26. The apparatus of claim 20, wherein the logic system is further configured to match at least a first portion of a first polygon in a static image with a second portion of a second polygon in an image of the video data.
27. The apparatus of claim 20, wherein the logic system is further configured to align at least one static image reference point with at least one corresponding video data reference point.
28. The apparatus of claim 20, wherein the logic system is further configured to apply a mathematical transformation of video data taken from a camera viewpoint to produce video data from an apparatus viewpoint.
29. The apparatus of claim 20, wherein the logic system is further configured to select a portion of a field of view of received video data corresponding with a displayed field of view of static image data.
30. The apparatus of claim 20, wherein the determining step comprises receiving location data via the interface system.
31. The apparatus of claim 20, wherein the logic system is further configured to control the display device to offer a benefit corresponding with the device location.
32. The apparatus of claim 20, further comprising an audio system comprising at least one sound-producing device, wherein the logic system is further configured to control the audio system to provide information corresponding with the device location.

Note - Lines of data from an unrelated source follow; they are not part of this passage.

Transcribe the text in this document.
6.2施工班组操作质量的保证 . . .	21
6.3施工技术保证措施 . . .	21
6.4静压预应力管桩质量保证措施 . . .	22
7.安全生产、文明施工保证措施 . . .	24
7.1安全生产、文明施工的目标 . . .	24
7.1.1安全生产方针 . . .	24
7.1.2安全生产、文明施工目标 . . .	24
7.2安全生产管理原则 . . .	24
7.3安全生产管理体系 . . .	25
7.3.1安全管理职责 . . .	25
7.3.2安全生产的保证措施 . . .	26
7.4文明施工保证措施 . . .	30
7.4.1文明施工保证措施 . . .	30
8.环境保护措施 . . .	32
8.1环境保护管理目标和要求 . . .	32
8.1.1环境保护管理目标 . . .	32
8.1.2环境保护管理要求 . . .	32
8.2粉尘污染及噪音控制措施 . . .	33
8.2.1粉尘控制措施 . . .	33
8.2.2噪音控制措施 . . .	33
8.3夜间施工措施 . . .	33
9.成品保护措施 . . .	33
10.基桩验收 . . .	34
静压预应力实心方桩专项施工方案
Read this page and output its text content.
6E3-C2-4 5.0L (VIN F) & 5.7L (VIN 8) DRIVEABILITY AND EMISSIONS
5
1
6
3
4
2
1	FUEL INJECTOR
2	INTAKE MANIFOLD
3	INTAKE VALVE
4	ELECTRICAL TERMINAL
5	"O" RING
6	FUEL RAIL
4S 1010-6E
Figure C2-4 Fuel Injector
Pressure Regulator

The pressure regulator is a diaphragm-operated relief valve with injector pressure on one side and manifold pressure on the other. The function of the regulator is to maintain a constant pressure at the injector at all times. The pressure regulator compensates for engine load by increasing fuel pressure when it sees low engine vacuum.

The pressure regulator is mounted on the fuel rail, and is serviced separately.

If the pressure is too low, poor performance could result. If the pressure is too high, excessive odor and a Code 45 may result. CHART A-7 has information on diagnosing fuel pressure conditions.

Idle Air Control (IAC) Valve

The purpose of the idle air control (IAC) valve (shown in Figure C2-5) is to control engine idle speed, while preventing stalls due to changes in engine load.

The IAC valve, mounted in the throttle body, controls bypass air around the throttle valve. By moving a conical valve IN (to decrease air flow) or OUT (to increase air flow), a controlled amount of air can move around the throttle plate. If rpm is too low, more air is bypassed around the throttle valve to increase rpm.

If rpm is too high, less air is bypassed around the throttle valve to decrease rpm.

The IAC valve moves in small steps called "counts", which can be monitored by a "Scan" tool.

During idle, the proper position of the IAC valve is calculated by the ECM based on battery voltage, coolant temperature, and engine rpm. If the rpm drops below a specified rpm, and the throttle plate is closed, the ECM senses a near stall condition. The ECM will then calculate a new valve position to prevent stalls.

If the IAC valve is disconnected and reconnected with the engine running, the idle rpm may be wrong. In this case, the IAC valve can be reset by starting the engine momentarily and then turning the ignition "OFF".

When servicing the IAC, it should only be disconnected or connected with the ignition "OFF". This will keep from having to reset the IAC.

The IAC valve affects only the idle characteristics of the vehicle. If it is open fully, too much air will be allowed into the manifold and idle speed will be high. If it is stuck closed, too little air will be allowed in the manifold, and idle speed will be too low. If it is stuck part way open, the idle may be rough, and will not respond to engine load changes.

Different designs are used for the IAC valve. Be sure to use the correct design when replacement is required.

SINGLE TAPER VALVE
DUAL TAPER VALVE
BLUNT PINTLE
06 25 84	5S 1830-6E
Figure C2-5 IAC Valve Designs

33. The apparatus of claim 20, further comprising an apparatus for providing wagering games.
34. The apparatus of claim 21, wherein the static images and the video data correspond with the virtual apparatus location and the virtual apparatus orientation.
35. The apparatus of claim 21, wherein the logic system is further configured to control the display system to provide a virtual tour of an area by displaying static images corresponding to a sequence of virtual apparatus locations and virtual apparatus orientations.
36. The apparatus of claim 21, further comprising a user interface, wherein the determining step comprises receiving, via the interface system, at least one of a virtual apparatus location or a virtual apparatus orientation.
37. The apparatus of claim 32, wherein the logic system is further configured to control the audio system to offer a benefit corresponding with the device location.
38. The apparatus of claim 21, wherein the logic system is further configured to control the display system to display video data corresponding to the sequence of virtual apparatus locations and virtual apparatus orientations.
39. A system for providing real-time navigation data, the system comprising:
apparatus for determining a location of a device;
apparatus for ascertaining an orientation of the device;
apparatus for displaying static images of objects near the device location, according to the device orientation;
apparatus for selecting at least one camera having a viewpoint that corresponds with the device location and orientation;
apparatus for obtaining video data from at least one selected camera;
apparatus for orienting the video data with the static images; and
apparatus for presenting the video data on the device.
40. The system of claim 39, wherein the determining apparatus is configured to determine a virtual device location and wherein the ascertaining apparatus is configured to determine a virtual device orientation.